The word "selfish" has appeared in my life a lot over the course of the past week. First, it popped up at my Weight Watchers meeting. The focus was on taking time for yourself and how hard that is for so many people. The second time it was related to suicide.
Sadly, I've experienced the loss of someone I knew due to suicide quite a few times. Each time it has happened, I've heard the word "selfish" come up. I know that anger is part of the grieving process, and that's about the time that it comes up. Loved ones say thing like "how could they do this to me?", or "how could they do something so selfish?". I remember when someone very close to me lost a loved one to suicide and a member of his family said "How could he do this to us?" to which my friend replied, "How could he do this to us?

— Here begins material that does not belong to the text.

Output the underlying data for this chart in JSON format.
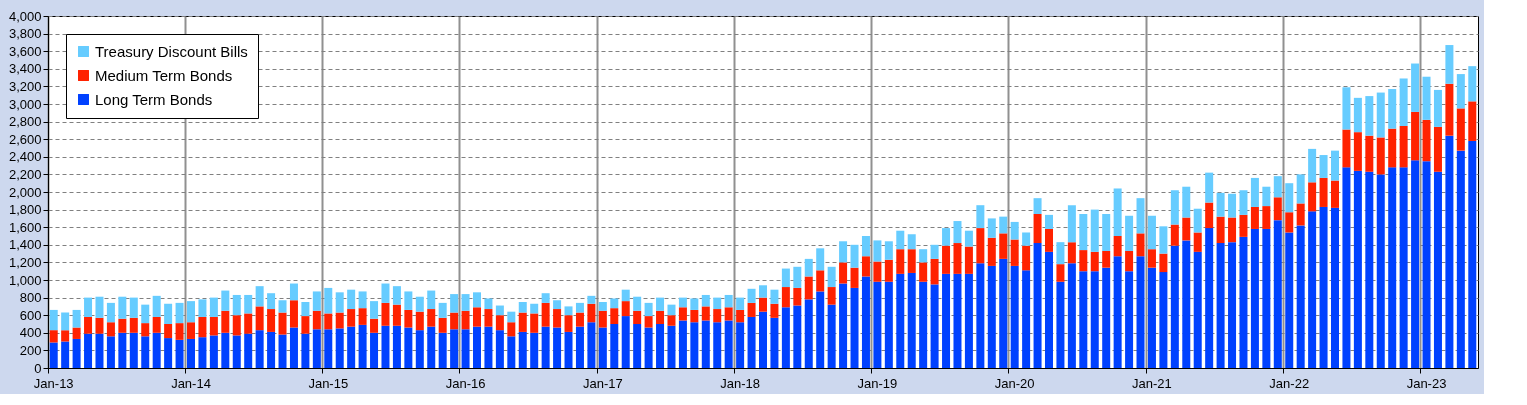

What must he have been going through to do that to himself? This has nothing to do with us!" That has always stuck with me and I think it's very true.
We are taught as children not to be selfish, but it isn't our nature. We are born selfish individuals. We cry until our needs our met, and then our parents spend the rest of our lives teaching us that our needs will not always be met immediately. As we age, we learn that being selfish is bad and that we must think of others. As parents we learn to put our children before everything else in our lives and we often forget ourselves in the process. We are allowed to give in to our selfish natures as infants only. After that selfishness is beat out of us by the bully of life.
But I'm writing this because I want to tell you to be positively selfish! That's right, think about yourself and only yourself! There is a way to be positive while being selfish and a negative way to be selfish. I'm advocating the positive method. My last serious relationship was sparked by my need to be loved by another adult and I gave everything I had to him and to my children. I did everything I could to make sure those three people were as happy as possible at all times. In that process I lost everything about myself that made me who I am. It has taken me a long time, but I've regained what I lost and more.
When my Weight Watchers leader asked if we had trouble taking time for ourselves, I said NO! I don't have any trouble taking time for myself. If I want to do something, I find a way to do it. But I do it all in the positive. My children have everything they could ever need and tons of love and attention. But if they have a mother who doesn't put herself as number one on her own list then their lives are lacking. I gained over sixty pounds putting them first, I quit a college degree because I put them first. I forgot everything I loved in life aside from them because I had been trained to put others first. Well that is over and has been for some time. I don't think anyone who knows me or my children would suspect that I'm so selfish. But I am positively selfish!
So when I hear someone use the word selfish in regards to someone committing suicide I get really angry. I want to look at them and say you are damn right they were being selfish! I've never been close to suicide, but having been around enough of the aftermath I think I finally understand. People who make this choice are so often people who you think are happy and loving life. In the most recent experience I've heard so many stories and witnessed myself the apparent happiness of the young man who took his own life. When I asked some of his friends if they saw any signs, they said they knew he struggled with things like we all do, but they all thought he was so happy. Clearly that wasn't the case. So I imagine that when someone decides that they are going to take their own life, it is the one time in their life aside from infancy where there are truly thinking of no one but themselves. They likely think of very little other than how they are going to accomplish the task that they have decided on.
When I think of that feeling, I think of my own selfishness. I think what if they had been selfish earlier? What if before it got to this point they decided to think of no one but themselves? What if they thought of no one else and sought help? What if they didn't care how it hurt someone else to hear what they had to say? What if they didn't care if it inconvenienced someone because they just needed to get away for a while? What if they didn't care what anyone else thought about the person they really wanted to be? What if they thought of no one else and did what they needed to do for them?
What if we spent a little less time teaching our children to think of others and made sure they thought about themselves sometimes too?